In my March article, I wrote about the Cordero case, which remains well-known in the relatively small and insular structured settlement industry. Lujerio Cordero had sold, in six separate transactions, the majority of his guaranteed income streams from a structured settlement annuity to third-party factoring companies. The structured settlement payments arose from a tort action brought by the parents of Cordero, who was then a minor, against his then-landlord due to the alleged exposure to lead paint. The annuity that funds those income streams was owned and issued by an AM Best top-rated insurance company. Those factoring transactions were approved by different courts who, at that time, arguably had jurisdiction to hear each matter under the applicable state Structured Settlement Protection Act(s). Years later, a remorseful Cordero (and his sophisticated counsel) did not sue the third-party factoring companies to try and get his money back. Instead, Cordero sued the life companies who own and issue the annuity contract for which he was payee, arguing that the underlying settlement documents and the language therein prohibiting assignment give rise to some fiduciary obligation on the part of the owner/issuer to enforce that language and stop the factoring before it happens.
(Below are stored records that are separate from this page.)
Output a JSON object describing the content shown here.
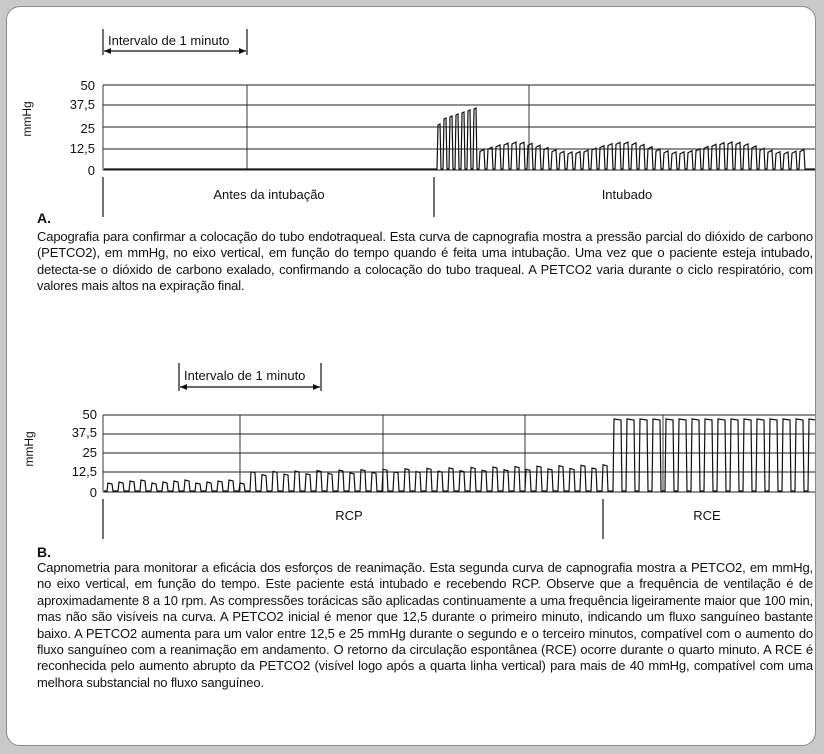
{
  "figure_a": {
    "label": "A.",
    "interval_label": "Intervalo de 1 minuto",
    "y_unit": "mmHg",
    "y_ticks": [
      "50",
      "37,5",
      "25",
      "12,5",
      "0"
    ],
    "phase_labels": [
      "Antes da intubação",
      "Intubado"
    ],
    "caption": "Capografia para confirmar a colocação do tubo endotraqueal. Esta curva de capnografia mostra a pressão parcial do dióxido de carbono (PETCO2), em mmHg, no eixo vertical, em função do tempo quando é feita uma intubação. Uma vez que o paciente esteja intubado, detecta-se o dióxido de carbono exalado, confirmando a colocação do tubo traqueal. A PETCO2 varia durante o ciclo respiratório, com valores mais altos na expiração final."
  },
  "figure_b": {
    "label": "B.",
    "interval_label": "Intervalo de 1 minuto",
    "y_unit": "mmHg",
    "y_ticks": [
      "50",
      "37,5",
      "25",
      "12,5",
      "0"
    ],
    "phase_labels": [
      "RCP",
      "RCE"
    ],
    "caption": "Capnometria para monitorar a eficácia dos esforços de reanimação. Esta segunda curva de capnografia mostra a PETCO2, em mmHg, no eixo vertical, em função do tempo. Este paciente está intubado e recebendo RCP. Observe que a frequência de ventilação é de aproximadamente 8 a 10 rpm. As compressões torácicas são aplicadas continuamente a uma frequência ligeiramente maior que 100 min, mas não são visíveis na curva. A PETCO2 inicial é menor que 12,5 durante o primeiro minuto, indicando um fluxo sanguíneo bastante baixo. A PETCO2 aumenta para um valor entre 12,5 e 25 mmHg durante o segundo e o terceiro minutos, compatível com o aumento do fluxo sanguíneo com a reanimação em andamento. O retorno da circulação espontânea (RCE) ocorre durante o quarto minuto. A RCE é reconhecida pelo aumento abrupto da PETCO2 (visível logo após a quarta linha vertical) para mais de 40 mmHg, compatível com uma melhora substancial no fluxo sanguíneo."
  },
  "colors": {
    "background": "#c9c9c9",
    "panel": "#ffffff",
    "ink": "#111111"
  }
}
Although many structured settlement annuity payees before Cordero had sued the owners and issuers of their annuity contracts, the Cordero case was the first litigation in a long time that appeared to be gaining some traction in the courts. After the life companies successfully moved to dismiss the case in the Florida federal court, Cordero appealed to the U.S. Court of Appeals for the Eleventh Circuit. The Eleventh Circuit certified to the New York Court of Appeals the question as to whether there was some breach of unwritten duty (as the underlying settlement was governed by New York law). The entire industry—both structured settlement owners/issuers and third-party purchasers alike—were watching Cordero, as the implications of a decision finding such duty could have been massive in many ways. Indeed, the National Structured Settlement Trade Association (NSSTA) filed an amicus brief in support of the life companies, correctly instructing that no court or legislature across the country had ever before created or enforced such a duty upon a life company to intervene in a third-party factoring transaction. Oral argument took place before the New York Court of Appeals on March 14—just days after my last article.